The recommendations offered were specific, detailed, and targeted, exactly what was needed at the time to take on the challenge of suicide prevention in the military. Here we are, 12 years later, and the Secretary of Defense has empaneled another committee to do precisely the same thing. As noted in the Secretary’s announcement, the committee will conduct a review to “address and prevent suicide in the military, pursuant to the National Defense Authorization Act for Fiscal Year 2022.”
The first thing this latest iteration needs to do is answer why the first task force didn’t have any impact, despite doing excellent work and offering detailed and specific recommendations for much needed change, across almost every domain of military life. In the decade since the 2010 report, suicide rates in the U.S. Armed Forces have increased from 17.5 per 100,000 active-duty troops to 28.7 per 100,000 in 2020, a 64 percent relative increase. Since that first report was filed, the data and underlying scientific foundation have only become more compelling, clear and specific.
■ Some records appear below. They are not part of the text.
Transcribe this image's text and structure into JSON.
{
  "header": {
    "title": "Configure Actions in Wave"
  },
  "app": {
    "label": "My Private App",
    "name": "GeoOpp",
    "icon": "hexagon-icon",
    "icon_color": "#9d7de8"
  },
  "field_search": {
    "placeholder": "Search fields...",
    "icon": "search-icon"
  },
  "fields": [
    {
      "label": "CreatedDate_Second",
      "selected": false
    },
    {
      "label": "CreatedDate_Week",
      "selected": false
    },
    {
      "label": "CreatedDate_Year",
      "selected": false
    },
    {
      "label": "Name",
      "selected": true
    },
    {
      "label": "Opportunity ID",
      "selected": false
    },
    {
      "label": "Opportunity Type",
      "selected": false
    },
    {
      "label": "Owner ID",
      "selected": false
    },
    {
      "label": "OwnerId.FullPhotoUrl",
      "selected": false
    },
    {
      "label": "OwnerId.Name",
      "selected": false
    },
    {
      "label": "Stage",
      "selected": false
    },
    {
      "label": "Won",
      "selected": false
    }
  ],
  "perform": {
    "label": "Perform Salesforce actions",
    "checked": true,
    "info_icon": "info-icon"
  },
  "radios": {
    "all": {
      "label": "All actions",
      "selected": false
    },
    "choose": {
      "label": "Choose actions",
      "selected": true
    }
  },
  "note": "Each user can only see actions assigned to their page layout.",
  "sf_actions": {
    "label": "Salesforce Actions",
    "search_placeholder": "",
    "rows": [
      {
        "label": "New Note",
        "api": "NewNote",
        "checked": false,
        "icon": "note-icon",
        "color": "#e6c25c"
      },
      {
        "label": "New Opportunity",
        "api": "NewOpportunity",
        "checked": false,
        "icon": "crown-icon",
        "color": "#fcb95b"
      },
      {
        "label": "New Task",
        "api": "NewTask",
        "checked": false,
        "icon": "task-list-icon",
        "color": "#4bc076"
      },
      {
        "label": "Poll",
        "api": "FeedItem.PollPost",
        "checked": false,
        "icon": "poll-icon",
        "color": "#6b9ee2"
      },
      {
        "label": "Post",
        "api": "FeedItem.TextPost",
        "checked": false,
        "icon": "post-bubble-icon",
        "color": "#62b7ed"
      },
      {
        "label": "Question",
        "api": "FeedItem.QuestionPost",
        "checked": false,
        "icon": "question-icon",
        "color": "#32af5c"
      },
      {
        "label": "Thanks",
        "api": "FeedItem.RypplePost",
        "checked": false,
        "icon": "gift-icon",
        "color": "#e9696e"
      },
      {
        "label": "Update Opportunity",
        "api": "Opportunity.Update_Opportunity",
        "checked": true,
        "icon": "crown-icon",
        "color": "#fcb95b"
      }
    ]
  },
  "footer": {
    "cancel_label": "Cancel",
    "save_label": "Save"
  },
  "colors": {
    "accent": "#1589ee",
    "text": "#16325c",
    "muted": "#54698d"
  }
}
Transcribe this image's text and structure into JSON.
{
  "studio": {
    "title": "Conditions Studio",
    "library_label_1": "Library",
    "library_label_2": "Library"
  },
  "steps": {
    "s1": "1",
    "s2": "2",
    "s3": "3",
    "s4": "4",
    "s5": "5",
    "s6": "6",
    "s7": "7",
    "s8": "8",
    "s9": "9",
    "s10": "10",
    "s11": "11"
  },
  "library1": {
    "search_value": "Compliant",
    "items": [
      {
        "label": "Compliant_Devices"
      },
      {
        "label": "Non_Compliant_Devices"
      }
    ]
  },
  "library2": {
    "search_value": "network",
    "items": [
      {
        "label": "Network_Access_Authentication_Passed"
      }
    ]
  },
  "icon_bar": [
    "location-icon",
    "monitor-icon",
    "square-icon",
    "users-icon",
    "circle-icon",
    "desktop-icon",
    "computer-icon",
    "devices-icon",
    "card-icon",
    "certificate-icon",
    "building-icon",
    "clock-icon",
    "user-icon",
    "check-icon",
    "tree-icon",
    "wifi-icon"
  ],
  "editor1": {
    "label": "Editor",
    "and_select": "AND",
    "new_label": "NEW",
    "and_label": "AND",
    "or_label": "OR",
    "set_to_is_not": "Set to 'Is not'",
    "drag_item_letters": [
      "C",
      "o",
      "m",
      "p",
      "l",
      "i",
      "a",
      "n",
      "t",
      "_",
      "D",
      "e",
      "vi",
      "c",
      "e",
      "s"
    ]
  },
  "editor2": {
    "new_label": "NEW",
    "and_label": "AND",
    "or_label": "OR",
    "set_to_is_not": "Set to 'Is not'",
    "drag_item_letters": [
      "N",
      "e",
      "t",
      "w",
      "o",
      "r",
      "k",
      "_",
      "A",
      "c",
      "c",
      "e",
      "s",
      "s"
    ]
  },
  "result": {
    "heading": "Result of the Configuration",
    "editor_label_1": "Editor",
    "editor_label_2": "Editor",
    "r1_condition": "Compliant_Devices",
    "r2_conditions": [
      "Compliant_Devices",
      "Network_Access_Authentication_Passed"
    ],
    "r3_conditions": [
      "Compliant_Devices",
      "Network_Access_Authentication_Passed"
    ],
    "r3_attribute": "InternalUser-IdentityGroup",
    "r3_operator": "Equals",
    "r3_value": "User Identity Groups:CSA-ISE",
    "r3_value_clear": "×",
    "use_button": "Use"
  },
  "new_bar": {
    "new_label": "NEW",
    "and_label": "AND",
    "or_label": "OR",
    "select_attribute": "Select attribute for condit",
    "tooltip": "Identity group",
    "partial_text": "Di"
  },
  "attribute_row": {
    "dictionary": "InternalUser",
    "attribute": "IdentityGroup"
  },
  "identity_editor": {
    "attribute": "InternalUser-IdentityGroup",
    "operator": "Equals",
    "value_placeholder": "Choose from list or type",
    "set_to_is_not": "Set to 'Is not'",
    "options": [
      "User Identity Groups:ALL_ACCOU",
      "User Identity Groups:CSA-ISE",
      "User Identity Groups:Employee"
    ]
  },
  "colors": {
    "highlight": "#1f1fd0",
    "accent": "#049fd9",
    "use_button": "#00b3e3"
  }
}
Simply put, the most efficient move for the Department of Defense would simply be to implement the recommendations offered a decade ago.
So, why haven’t the 2010 recommendations been implemented and why has the problem only gotten worse? As Peter Drucker, who was a critical voice on institutional and business culture, said, “culture eats strategy for breakfast.” The central challenge targeting military suicide is a cultural one.
There are many reasons the U.S. military is the most effective on the planet. A strong warrior culture and rigorous training, driven by a clear statement of values and expectations is essential to military success in combat operations. At the heart of that culture is the Department of Defense value that everyone in uniform must live by “duty, integrity, ethics, honor, courage, and loyalty.”
As I mentioned previously to the Voice of San Diego, “As a warrior culture, it’s about selfless sacrifice and personal courage – the team being more important than the individual. But if you feel like you can’t hold up your end of the bargain or feel like you’re the weakest link in the chain, it amplifies feelings of failure and shame.”
The landscape of military service is a remarkably challenging one. Two decades of wartime tempo will expectedly translate those challenges into emotional and psychological problems for a percentage of those in uniform, regardless of individual resilience, strength or courage. As warrior culture has demonstrated in compelling fashion over the past decade, it’s not well equipped to help those experiencing emotional and psychological turmoil.
So, what have we learned over the past decade since the original report was filed? First, that suicide in the military will continue to be a tragic and serious challenge unless a concerted effort is made to change elements of the very culture that exacerbates the problem. Second, that task force and committee reports don’t change culture. And finally, that the cultural change needed will require a new perspective, one informed by something other than the data we already know and understand.